The Nullification Crisis of 1832 centered on Southern protests against a series of protective tariffs that taxed all foreign goods. The tariffs were intended to boost the sales of U.S. products and protect manufacturers in the North from cheap British goods.

  • The Tariff of 1816 placed a 20-25% tax on all foreign goods.
  • The Tariff of 1824 raised duties still higher.
  • The Tariff of 1828 (the Tariff of Abominations) increased taxes to nearly 50%.

South Carolina Exposition

The South was largely agricultural and relied on the North and foreign countries for manufactured goods. Southerners viewed these protective tariffs as severely damaging to their economy. First, they had to pay higher prices on goods. Furthermore, the increased taxes on British imports made it difficult for Britain to pay for the cotton they imported from the South. The South Carolina legislature asked Vice President John C. Calhoun to prepare a report on the tariff situation. This report—known as the South Carolina Exposition—claimed that the tariffs were unconstitutional.

Doctrine of Nullification

John C. Calhoun's South Carolina Exposition outlined a Doctrine of Nullification. It claimed that a state has the right to reject federal law.

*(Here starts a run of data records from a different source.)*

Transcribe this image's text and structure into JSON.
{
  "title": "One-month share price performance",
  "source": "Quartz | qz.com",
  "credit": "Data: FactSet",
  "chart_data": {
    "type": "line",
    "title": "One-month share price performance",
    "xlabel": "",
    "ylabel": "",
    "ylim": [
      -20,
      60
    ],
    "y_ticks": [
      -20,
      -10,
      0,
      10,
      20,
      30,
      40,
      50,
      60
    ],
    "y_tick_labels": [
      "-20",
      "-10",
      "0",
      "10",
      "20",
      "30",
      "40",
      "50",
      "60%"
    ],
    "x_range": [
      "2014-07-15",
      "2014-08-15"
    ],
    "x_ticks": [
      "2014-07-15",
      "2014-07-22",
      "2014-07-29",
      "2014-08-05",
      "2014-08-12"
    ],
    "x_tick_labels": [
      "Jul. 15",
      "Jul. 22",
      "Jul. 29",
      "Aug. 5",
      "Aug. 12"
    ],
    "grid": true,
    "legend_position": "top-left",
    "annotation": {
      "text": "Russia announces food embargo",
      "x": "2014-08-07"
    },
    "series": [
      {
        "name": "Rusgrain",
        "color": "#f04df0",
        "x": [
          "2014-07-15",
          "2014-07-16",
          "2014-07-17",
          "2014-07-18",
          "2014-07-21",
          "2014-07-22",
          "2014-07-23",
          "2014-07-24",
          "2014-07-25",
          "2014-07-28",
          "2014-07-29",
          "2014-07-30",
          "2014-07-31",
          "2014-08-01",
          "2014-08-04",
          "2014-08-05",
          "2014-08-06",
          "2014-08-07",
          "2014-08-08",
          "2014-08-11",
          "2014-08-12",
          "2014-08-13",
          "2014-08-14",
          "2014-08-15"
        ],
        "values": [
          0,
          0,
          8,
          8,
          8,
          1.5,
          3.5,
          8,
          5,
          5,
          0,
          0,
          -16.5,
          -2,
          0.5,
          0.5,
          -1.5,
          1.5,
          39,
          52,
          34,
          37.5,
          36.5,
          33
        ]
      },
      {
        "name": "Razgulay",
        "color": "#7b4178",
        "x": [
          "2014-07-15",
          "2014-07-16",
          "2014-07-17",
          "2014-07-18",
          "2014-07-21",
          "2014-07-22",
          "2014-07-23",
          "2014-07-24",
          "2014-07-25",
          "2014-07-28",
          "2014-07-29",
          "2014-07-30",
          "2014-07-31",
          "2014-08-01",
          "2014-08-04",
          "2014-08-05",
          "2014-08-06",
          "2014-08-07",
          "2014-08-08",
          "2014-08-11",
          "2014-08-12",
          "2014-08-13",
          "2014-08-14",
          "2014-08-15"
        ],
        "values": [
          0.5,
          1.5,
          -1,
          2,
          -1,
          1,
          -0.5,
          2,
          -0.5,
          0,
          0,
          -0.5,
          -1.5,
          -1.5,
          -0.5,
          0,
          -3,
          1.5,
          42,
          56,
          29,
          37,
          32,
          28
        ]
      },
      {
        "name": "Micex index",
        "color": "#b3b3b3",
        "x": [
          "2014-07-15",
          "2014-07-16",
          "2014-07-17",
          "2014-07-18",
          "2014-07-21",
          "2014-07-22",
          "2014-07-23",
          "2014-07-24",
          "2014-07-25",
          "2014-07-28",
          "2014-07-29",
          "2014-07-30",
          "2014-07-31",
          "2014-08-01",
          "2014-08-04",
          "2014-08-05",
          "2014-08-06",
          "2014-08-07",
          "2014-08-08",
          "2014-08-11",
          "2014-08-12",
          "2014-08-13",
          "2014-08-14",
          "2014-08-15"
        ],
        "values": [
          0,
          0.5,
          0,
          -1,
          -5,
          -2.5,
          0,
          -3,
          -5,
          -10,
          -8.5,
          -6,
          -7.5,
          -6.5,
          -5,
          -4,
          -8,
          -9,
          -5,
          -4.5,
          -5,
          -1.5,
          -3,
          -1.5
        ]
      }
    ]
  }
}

Tariffs Declared Unconstitutional

In his South Carolina Exposition, John C. Calhoun argued that the 1828 Tariff of Abominations was unconstitutional for several reasons:

  • It favored manufacturing over agriculture and commerce.
  • Tariff power could only be used to generate revenue, not to provide protection from foreign competition for U.S. industries.
  • The protective system was unjust and unequal in operation.
  • One or more states had the power to veto any act of the federal government that violated the Constitution.

Robert Hayne and Daniel Webster

The ideas expressed in John C. Calhoun’s South Carolina Exposition document were first publicly conveyed by Senator Robert Hayne of South Carolina. Daniel Webster of Massachusetts responded in a brilliant speech: "... The people have declared that this constitution ... shall be the supreme law."

South Carolina Ordinance of Nullification

The Nullification Crisis erupted when the South Carolina legislature passed an Ordinance of Nullification on November 24, 1832, declaring the Tariffs of 1828 and 1832 null and void within the state borders of South Carolina.

Jackson issues the Nullification Proclamation

President Jackson was furious that the Tariff of 1832 had been "nullified" by South Carolina. Jackson issued a warning he was prepared to enforce the law. It was called the Nullification Proclamation—disputing a states' right to nullify a federal law. Jackson sent ships and soldiers to Charleston and ordered the collector to collect the duties.

The 1833 Force Bill

President Jackson passed the Force Bill, authorizing the use of military force against any state that resisted the tariff acts and rejected the Nullification Doctrine.

The Compromise Tariff

A Compromise Tariff proposed by Henry Clay passed in March 1833. It gradually lowered the tariff rates over the next 10 years until they returned to the level of the Tariff Act of 1816. And so the Nullification Crisis ended.